Among the 11 consecutive HIV-infected MSM in the study who underwent liver biopsy during the early periods of HCV infection, nine (82%) had stage 2 fibrosis. In contrast, biopsy specimens from immunocompetent patients obtained during the early periods of HCV infection contained no or minimal fibrosis .
“[Therefore] the FPR of the HIV-infected MSM with newly acquired HCV infection in our study was far higher than that of immunocompetent patients with acute HCV infection,” wrote the authors.
“Our findings of moderately advanced fibrosis during the initial period of HCV infection are consistent with the rapid clinical progression to end-stage liver disease reported in previous studies of individuals who acquired HCV infection while already infected with HIV or who acquired HIV and HCV infection simultaneously.”
In their conclusion, the researchers stated that their study indicates that high-risk sexual practices and non injection-drug use may play a role in the transmission of HCV to HIV-infected MSM.
In addition, they wrote, “Our findings also demonstrate that HIV-infected men with acute HCV infection have moderately advanced liver disease. The FPR of this population is 5 times greater than that for people who are not immunocompromised at the time when they become HCV infected. Our findings are of particular importance with regard to the recent outbreaks of acute HCV infection in HIV-infected MSM in Europe and the United States” .
The authors observed that regular screening of MSM for HCV antibodies “is not currently recommended by U.S. or international HIV care guidelines, and ALT elevations during acute HCV infection are relatively transient and therefore could be easily missed during routine clinical care.” They maintained that many (if not most) cases of acute HCV infection “are not diagnosed, even in areas in which the outbreaks have been recognized.”

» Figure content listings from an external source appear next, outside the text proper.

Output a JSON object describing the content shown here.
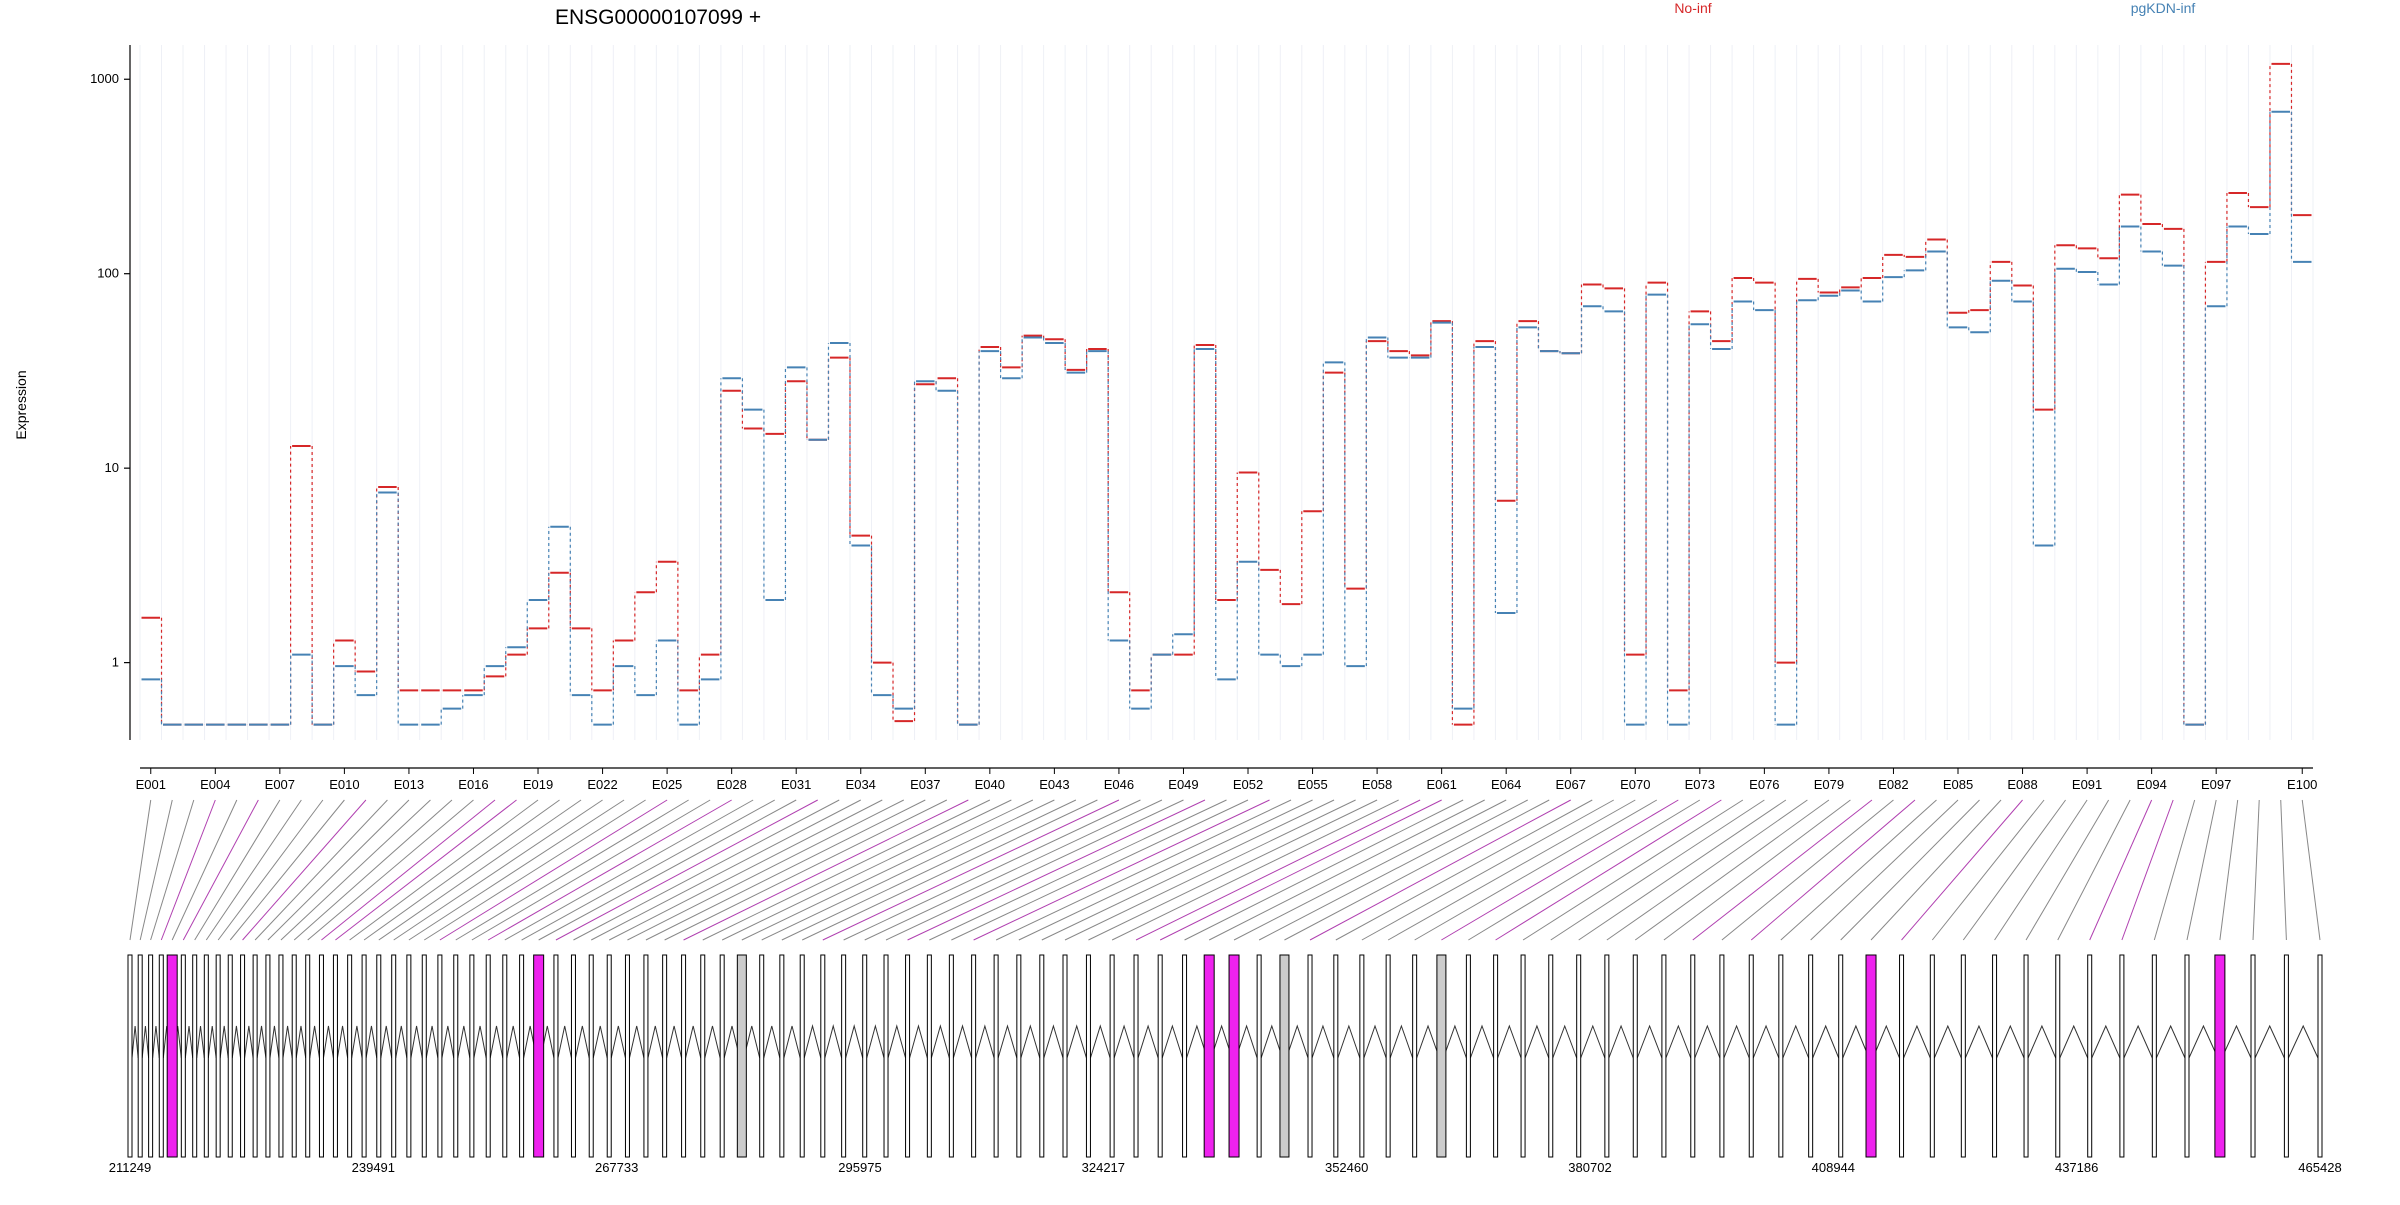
{
  "chart_data": {
    "type": "line",
    "title": "ENSG00000107099 +",
    "ylabel": "Expression",
    "xlabel": "",
    "yscale": "log",
    "ylim": [
      0.4,
      1500
    ],
    "yticks": [
      "1",
      "10",
      "100",
      "1000"
    ],
    "ytick_values": [
      1,
      10,
      100,
      1000
    ],
    "grid": "vertical",
    "legend_placement": "top",
    "x_tick_labels": [
      "E001",
      "E004",
      "E007",
      "E010",
      "E013",
      "E016",
      "E019",
      "E022",
      "E025",
      "E028",
      "E031",
      "E034",
      "E037",
      "E040",
      "E043",
      "E046",
      "E049",
      "E052",
      "E055",
      "E058",
      "E061",
      "E064",
      "E067",
      "E070",
      "E073",
      "E076",
      "E079",
      "E082",
      "E085",
      "E088",
      "E091",
      "E094",
      "E097",
      "E100"
    ],
    "series": [
      {
        "name": "No-inf",
        "color": "#d62728",
        "values": [
          1.7,
          0.48,
          0.48,
          0.48,
          0.48,
          0.48,
          0.48,
          13,
          0.48,
          1.3,
          0.9,
          8,
          0.72,
          0.72,
          0.72,
          0.72,
          0.85,
          1.1,
          1.5,
          2.9,
          1.5,
          0.72,
          1.3,
          2.3,
          3.3,
          0.72,
          1.1,
          25,
          16,
          15,
          28,
          14,
          37,
          4.5,
          1,
          0.5,
          27,
          29,
          0.48,
          42,
          33,
          48,
          46,
          32,
          41,
          2.3,
          0.72,
          1.1,
          1.1,
          43,
          2.1,
          9.5,
          3,
          2,
          6,
          31,
          2.4,
          45,
          40,
          38,
          57,
          0.48,
          45,
          6.8,
          57,
          40,
          39,
          88,
          84,
          1.1,
          90,
          0.72,
          64,
          45,
          95,
          90,
          1,
          94,
          80,
          85,
          95,
          125,
          122,
          150,
          63,
          65,
          115,
          87,
          20,
          140,
          135,
          120,
          255,
          180,
          170,
          0.48,
          115,
          260,
          220,
          1200,
          200
        ]
      },
      {
        "name": "pgKDN-inf",
        "color": "#4682b4",
        "values": [
          0.82,
          0.48,
          0.48,
          0.48,
          0.48,
          0.48,
          0.48,
          1.1,
          0.48,
          0.96,
          0.68,
          7.5,
          0.48,
          0.48,
          0.58,
          0.68,
          0.96,
          1.2,
          2.1,
          5,
          0.68,
          0.48,
          0.96,
          0.68,
          1.3,
          0.48,
          0.82,
          29,
          20,
          2.1,
          33,
          14,
          44,
          4,
          0.68,
          0.58,
          28,
          25,
          0.48,
          40,
          29,
          47,
          44,
          31,
          40,
          1.3,
          0.58,
          1.1,
          1.4,
          41,
          0.82,
          3.3,
          1.1,
          0.96,
          1.1,
          35,
          0.96,
          47,
          37,
          37,
          56,
          0.58,
          42,
          1.8,
          53,
          40,
          39,
          68,
          64,
          0.48,
          78,
          0.48,
          55,
          41,
          72,
          65,
          0.48,
          73,
          77,
          82,
          72,
          96,
          104,
          130,
          53,
          50,
          92,
          72,
          4,
          106,
          102,
          88,
          175,
          130,
          110,
          0.48,
          68,
          175,
          160,
          680,
          115
        ]
      }
    ],
    "genomic_coords": [
      "211249",
      "239491",
      "267733",
      "295975",
      "324217",
      "352460",
      "380702",
      "408944",
      "437186",
      "465428"
    ]
  }
}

In closing, the study authors urge caregivers to initiate more intensive screening of HIV-infected MSM, “given the grave implications of missing the diagnosis of acute HCV infection in these patients.”
Divisions of Infectious Diseases and Liver Diseases, Department of Medicine, and Department of Pathology, Mount Sinai School of Medicine, New York, NY.
DS Fierer, AJ Uriel, DC Carriero, and others. Liver fibrosis during an outbreak of acute hepatitis C virus infection in HIV-infected men: a prospective cohort study (brief report). Journal of Infectious Diseases. July 15, 2008 [Epub ahead of print].